Main characteristics :

  • Inverted microscope for studies in bright field with phase contrast and epifluorescence accompanied with high performance objectives for live cell imaging.
  • Fast monochromatic source of fluorescence for illumination during fluorescence photometry, fluorescence imaging, scanning of optical wavelength and photolysis.
  • System for fast exchange of perfusion solutions.
  • EM – CCD camera for recording low fluorescence signals, TIRF microscopy, fluorescence from single molecules, spectral imaging and luminescence.
  • Accompanying software connected to monochromator for illumination control and to camera for recording as well as analysis of recorded material.

System for electrophysiological measurements

(“Patch-Clamp” system)

Developer & country : Heka GmbH, Germany
Year of purchase : 2008

Application field : Electrophysiological measurements on performed on bilogical systems (cell cultures, plants or fungi, organotypic slice culture as well as acute tissue slices).

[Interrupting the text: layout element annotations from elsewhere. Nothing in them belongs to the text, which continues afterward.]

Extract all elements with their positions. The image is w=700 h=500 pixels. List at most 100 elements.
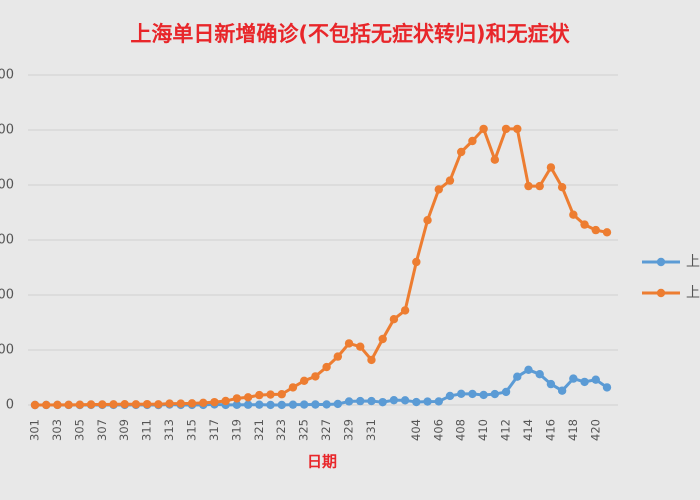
data-point	[557, 183, 567, 192]
data-point	[322, 362, 331, 372]
data-point	[42, 400, 51, 410]
data-point	[569, 374, 578, 383]
data-point	[367, 396, 376, 406]
y-tick-label: 0	[6, 398, 14, 413]
data-point	[524, 365, 533, 374]
data-point	[299, 400, 309, 409]
data-point	[580, 377, 589, 387]
data-point	[580, 220, 589, 229]
x-tick-label: 303	[50, 419, 64, 441]
data-point	[445, 391, 455, 401]
data-point	[53, 400, 62, 410]
y-tick-label: 20000	[0, 178, 14, 193]
x-tick-label: 315	[185, 419, 199, 441]
data-point	[569, 210, 578, 219]
data-point	[468, 389, 477, 399]
data-point	[187, 399, 197, 408]
data-point	[255, 400, 264, 409]
data-point	[255, 390, 264, 400]
y-tick-label: 5000	[0, 343, 14, 358]
x-tick-label: 414	[521, 419, 535, 441]
data-point	[591, 375, 600, 384]
data-point	[501, 387, 511, 397]
data-point	[479, 390, 488, 400]
data-point	[400, 396, 410, 405]
x-tick-label: 331	[364, 419, 378, 441]
data-point	[277, 400, 286, 410]
x-tick-label: 311	[140, 419, 154, 441]
legend-marker	[656, 257, 666, 267]
data-point	[490, 389, 500, 399]
data-point	[333, 352, 343, 361]
x-tick-label: 321	[252, 419, 266, 441]
data-point	[557, 386, 567, 395]
data-point	[445, 176, 455, 185]
data-point	[98, 400, 107, 409]
series-line	[34, 127, 608, 407]
data-point	[434, 397, 443, 406]
x-tick-label: 305	[72, 419, 86, 441]
data-point	[154, 400, 163, 409]
x-tick-label: 323	[274, 419, 288, 441]
data-point	[389, 395, 399, 405]
x-tick-label: 404	[409, 419, 423, 441]
data-point	[591, 225, 600, 235]
x-tick-label: 307	[95, 419, 109, 441]
data-point	[199, 398, 208, 408]
data-point	[501, 124, 511, 134]
data-point	[243, 393, 253, 402]
x-tick-label: 327	[319, 419, 333, 441]
data-point	[356, 396, 365, 406]
data-point	[524, 181, 533, 191]
data-point	[344, 339, 354, 348]
data-point	[232, 394, 242, 403]
data-point	[311, 372, 320, 381]
legend-marker	[656, 288, 666, 298]
data-point	[131, 400, 141, 409]
x-tick-label: 410	[476, 419, 490, 441]
x-tick-label: 317	[207, 419, 221, 441]
data-point	[602, 228, 612, 237]
data-point	[513, 124, 522, 134]
data-point	[602, 383, 612, 392]
x-tick-label: 301	[28, 419, 42, 441]
data-point	[456, 389, 466, 399]
data-point	[165, 399, 174, 408]
data-point	[423, 216, 432, 225]
data-point	[210, 397, 219, 407]
legend-label: 上	[686, 254, 700, 270]
data-point	[232, 400, 242, 410]
data-point	[356, 342, 365, 351]
data-point	[30, 400, 40, 410]
x-tick-label: 313	[162, 419, 176, 441]
chart-title: 上海单日新增确诊(不包括无症状转归)和无症状	[130, 22, 570, 46]
data-point	[400, 306, 410, 315]
data-point	[344, 397, 354, 406]
data-point	[468, 136, 477, 146]
data-point	[311, 400, 320, 409]
data-point	[378, 397, 387, 407]
data-point	[277, 390, 286, 399]
data-point	[266, 400, 275, 410]
legend-label: 上	[686, 285, 700, 301]
x-tick-label: 418	[566, 419, 580, 441]
data-point	[456, 147, 466, 157]
x-tick-label: 329	[342, 419, 356, 441]
x-tick-label: 412	[499, 419, 513, 441]
data-point	[546, 163, 556, 172]
data-point	[299, 376, 309, 385]
y-tick-label: 30000	[0, 68, 14, 83]
data-point	[86, 400, 96, 409]
data-point	[109, 400, 118, 409]
x-tick-label: 406	[431, 419, 445, 441]
data-point	[513, 372, 522, 381]
data-point	[288, 383, 298, 392]
data-point	[389, 315, 399, 324]
x-tick-label: 416	[543, 419, 557, 441]
data-point	[322, 400, 331, 409]
data-point	[266, 390, 275, 399]
data-point	[490, 155, 500, 164]
x-axis-label: 日期	[307, 453, 337, 471]
data-point	[423, 397, 432, 406]
x-tick-label: 309	[117, 419, 131, 441]
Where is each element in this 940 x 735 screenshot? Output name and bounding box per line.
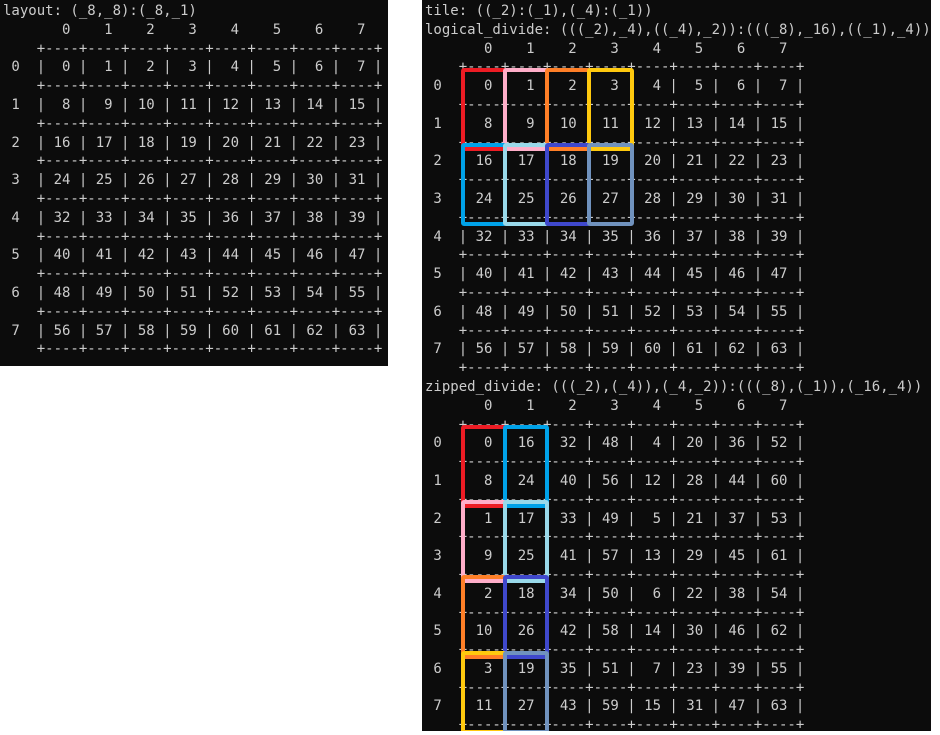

Main characteristics : The system is comprised of feedback amplifier HEKA EPC8, AD/DA converter Heka LIH 1600 and HEKA MIM4 Eppendorf micromanipulator. For preparation of electrodes we have PIP5 pipette/micro-electrode vertical puller, while polishing could be performed at ALA CPM-2 (Coating and Polishing Microforge) device mounted on accompanying microscope.

Cell culture equipment

Main components :

Research microscope Axiovert 40 CFL (Carl Zeiss GmbH, Germany, 2008) :
inverted microscope with stage for observing cell cultures. Objectives and accompanying filters offer imaging in bright field with phase and differential interference contrast, as well as observation of epifluorescence. The main purpose of this microscope is observation of live cells in culture. It can be also used for examination of fixed cells and tissues on microscope slides.

Laminar Flow Hood for aseptic lab work, cell incubator NAPCO CO2 5400, Simplicity® water purification system, VAPRO® vapor pressure osmometer, set of manual pipettes (adjustable-volume, variable).